Session: 905. Outcomes Research—Lymphoid Malignancies: Poster III
Hematology Disease Topics & Pathways:
Research, adult, Clinical Practice (Health Services and Quality), Diversity, Equity, and Inclusion (DEI) , Study Population, Human
There is increasing evidence supporting the use of palliative care in the management of both solid and hematologic malignancies. As an integral part of oncologic care, palliative care has been reported to improve survival in diverse malignancies. Our study aimed to describe trends in the utilization of palliative care in diffuse large B cell lymphoma (DLBCL) patients.
Patient-level data of patients with DLBCL reported between 2004 to 2019 was extracted from the National Cancer Data Base (NCDB). After excluding 1173 patients with unknown palliative care status, we included 264,549 patients in our analyses. Chi-square tests were used to assess the characteristics of palliative care recipients and non-recipients. Multivariate logistic regression was used to identify the variables which influenced the likelihood of receiving palliative care. Age (<45, 45-59,60-74, 75+), sex (male and female), race (Hispanics, Whites, Blacks, Asian), Charlson-Deyo comorbidity score, insurance status (uninsured, private insurance, Medicare, Medicaid, other government), median household income (<$40227, $40227-$50353, $50,354-$63332, >$63333), educational status (as specified by the database), facility type (community, academic, comprehensive and integrated cancer centers), and year of diagnosis (2004-2007, 2008-2011, 2012-2015, 2016-2019) were variables included in our study.
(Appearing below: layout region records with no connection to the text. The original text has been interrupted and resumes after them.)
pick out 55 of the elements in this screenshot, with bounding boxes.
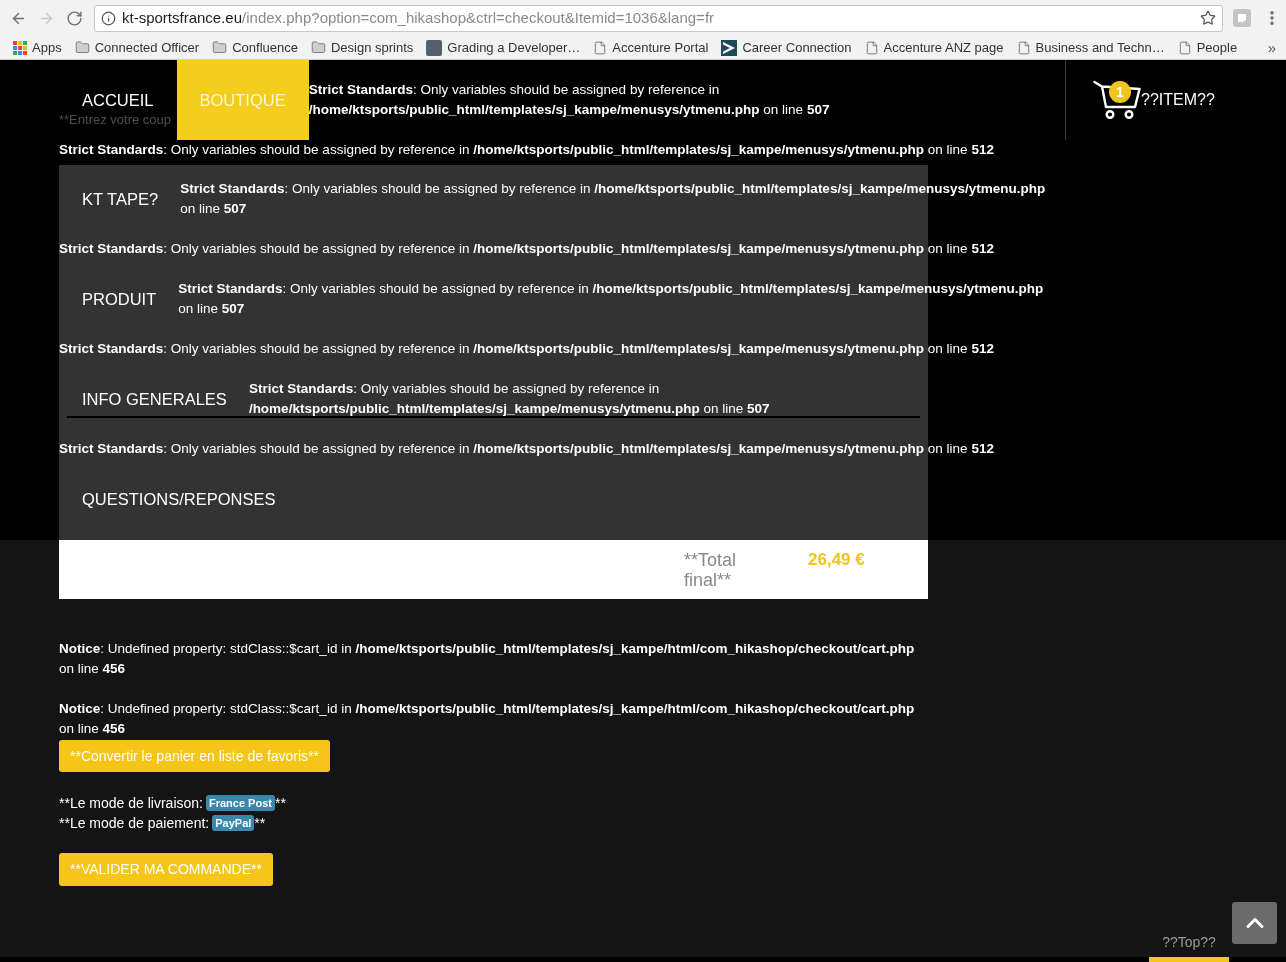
cart-label[interactable]: ??ITEM?? <box>1141 90 1215 110</box>
method-badge: PayPal <box>212 815 255 831</box>
bookmark-item[interactable]: People <box>1177 39 1238 56</box>
page-icon <box>1016 40 1031 55</box>
top-link[interactable]: ??Top?? <box>1149 934 1229 950</box>
error-message: Strict Standards: Only variables should be assigned by reference in /home/ktsports/public_html/templates/sj_kampe/menusys/ytmenu.php on line 507 <box>248 380 771 418</box>
page-icon <box>864 40 879 55</box>
total-amount: 26,49 € <box>808 550 865 570</box>
page-icon <box>1177 40 1192 55</box>
error-message: Strict Standards: Only variables should be assigned by reference in /home/ktsports/public_html/templates/sj_kampe/menusys/ytmenu.php on line 512 <box>59 440 994 458</box>
menu-item[interactable]: PRODUIT <box>82 289 157 309</box>
bookmark-item[interactable]: Design sprints <box>310 39 414 56</box>
bookmark-item[interactable]: Business and Techn… <box>1016 39 1165 56</box>
total-label: **Total final** <box>684 550 738 590</box>
method-suffix: ** <box>254 813 266 833</box>
photo-placeholder <box>426 39 443 56</box>
url-text: kt-sportsfrance.eu/index.php?option=com_hikashop&ctrl=checkout&Itemid=1036&lang=fr <box>122 9 715 27</box>
chevron-logo-icon <box>721 39 738 56</box>
coupon-hint-text: **Entrez votre coup <box>59 112 171 128</box>
page-icon <box>593 40 608 55</box>
menu-item[interactable]: QUESTIONS/REPONSES <box>82 489 276 509</box>
notice-message: Notice: Undefined property: stdClass::$cart_id in /home/ktsports/public_html/templates/sj_kampe/html/com_hikashop/checkout/cart.php on line 456 <box>59 640 916 678</box>
folder-icon <box>310 40 326 55</box>
error-message: Strict Standards: Only variables should be assigned by reference in /home/ktsports/public_html/templates/sj_kampe/menusys/ytmenu.php on line 507 <box>180 180 1047 218</box>
folder-icon <box>212 40 228 55</box>
error-message: Strict Standards: Only variables should be assigned by reference in /home/ktsports/public_html/templates/sj_kampe/menusys/ytmenu.php on line 507 <box>308 81 831 119</box>
cart-count-badge: 1 <box>1109 81 1131 103</box>
error-message: Strict Standards: Only variables should be assigned by reference in /home/ktsports/public_html/templates/sj_kampe/menusys/ytmenu.php on line 507 <box>178 280 1045 318</box>
bookmarks-overflow[interactable]: » <box>1267 39 1276 56</box>
bookmark-item[interactable]: Grading a Developer… <box>426 39 581 56</box>
method-suffix: ** <box>274 793 286 813</box>
site-info-icon[interactable] <box>101 10 116 26</box>
method-label: **Le mode de livraison: <box>59 793 203 813</box>
apps-grid-icon <box>13 40 27 55</box>
bookmark-item[interactable]: Apps <box>13 39 62 56</box>
error-message: Strict Standards: Only variables should be assigned by reference in /home/ktsports/public_html/templates/sj_kampe/menusys/ytmenu.php on line 512 <box>59 340 994 358</box>
method-badge: France Post <box>206 795 275 811</box>
bookmark-item[interactable]: Accenture Portal <box>593 39 709 56</box>
bookmark-item[interactable]: Accenture ANZ page <box>864 39 1004 56</box>
bookmark-item[interactable]: Confluence <box>212 39 298 56</box>
error-message: Strict Standards: Only variables should be assigned by reference in /home/ktsports/public_html/templates/sj_kampe/menusys/ytmenu.php on line 512 <box>59 240 994 258</box>
error-message: Strict Standards: Only variables should be assigned by reference in /home/ktsports/public_html/templates/sj_kampe/menusys/ytmenu.php on line 512 <box>59 141 994 159</box>
nav-link[interactable]: ACCUEIL <box>59 90 177 110</box>
bookmark-item[interactable]: Career Connection <box>721 39 852 56</box>
shopping-cart-icon[interactable] <box>1093 80 1141 120</box>
method-label: **Le mode de paiement: <box>59 813 210 833</box>
back-to-top-button[interactable] <box>1232 902 1277 944</box>
address-bar[interactable]: kt-sportsfrance.eu/index.php?option=com_hikashop&ctrl=checkout&Itemid=1036&lang=fr <box>94 4 1223 32</box>
menu-item[interactable]: INFO GENERALES <box>82 389 227 409</box>
bookmark-star-icon[interactable] <box>1200 10 1216 26</box>
notice-message: Notice: Undefined property: stdClass::$cart_id in /home/ktsports/public_html/templates/sj_kampe/html/com_hikashop/checkout/cart.php on line 456 <box>59 700 916 738</box>
bookmark-item[interactable]: Connected Officer <box>74 39 200 56</box>
folder-icon <box>74 40 90 55</box>
menu-item[interactable]: KT TAPE? <box>82 189 159 209</box>
reload-icon <box>65 9 83 27</box>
Statistical analyses were performed using SPSS.
Of 264,549 DLBCL patients, 3.2% (n=8460) utilized palliative care. The utilization of palliative care increased significantly from 2004-2007 to 2016-2019 (2.6% vs 3.71%, p < 0.001). A greater proportion of patients older than 75 years old received palliative care than those younger than 45 years old (5.09% vs 1.66% p<0.001). Patients of Hispanic origin were less likely to receive palliative care compared to Whites (OR 0.74, 95% CI 0.65-0.83). No statistically significant difference in palliative care utilization was found between Whites and other non-Hispanic groups. Privately insured patients had the lowest palliative care utilization amongst all insurance groups and these patients were less likely to receive palliative care compared to uninsured patients (OR 0.70, 95% CI 0.59-0.83). The odds of receiving palliative care were higher at integrated cancer centers than at community care programs (OR 1.17, 95% CI 1.05-1.32). DLBCL patients from households with a median income of >$63,333 were less likely to receive palliative care than those from low-income (<$40,227) households (OR 0.77, 95% CI 0.70-0.85).
We made several observations in this most up-to-date and largest study on the utilization of palliative care in DLBCL patients. While there is a rise in the use of palliative care in DLBCL in recent years, the overall use of palliative care in these patients remains low. There was a higher utilization of palliative care in patients treated in integrated cancer centers. However, we found an unexpectedly low utilization of palliative care among privately insured patients and in those with higher incomes. A plausible explanation for this finding might be that palliative care measures are not covered by private insurance. It is also possible that affluential patients, and/or those with private insurance, are more likely to pursue novel treatments. Alternatively, these patients might be more likely to be offered further chemotherapy by their oncologists rather than palliative care. These postulates should be further studied and could serve as a guide for health care policy.
Disclosures: Armitage: Cardiff Oncology: Membership on an entity's Board of Directors or advisory committees.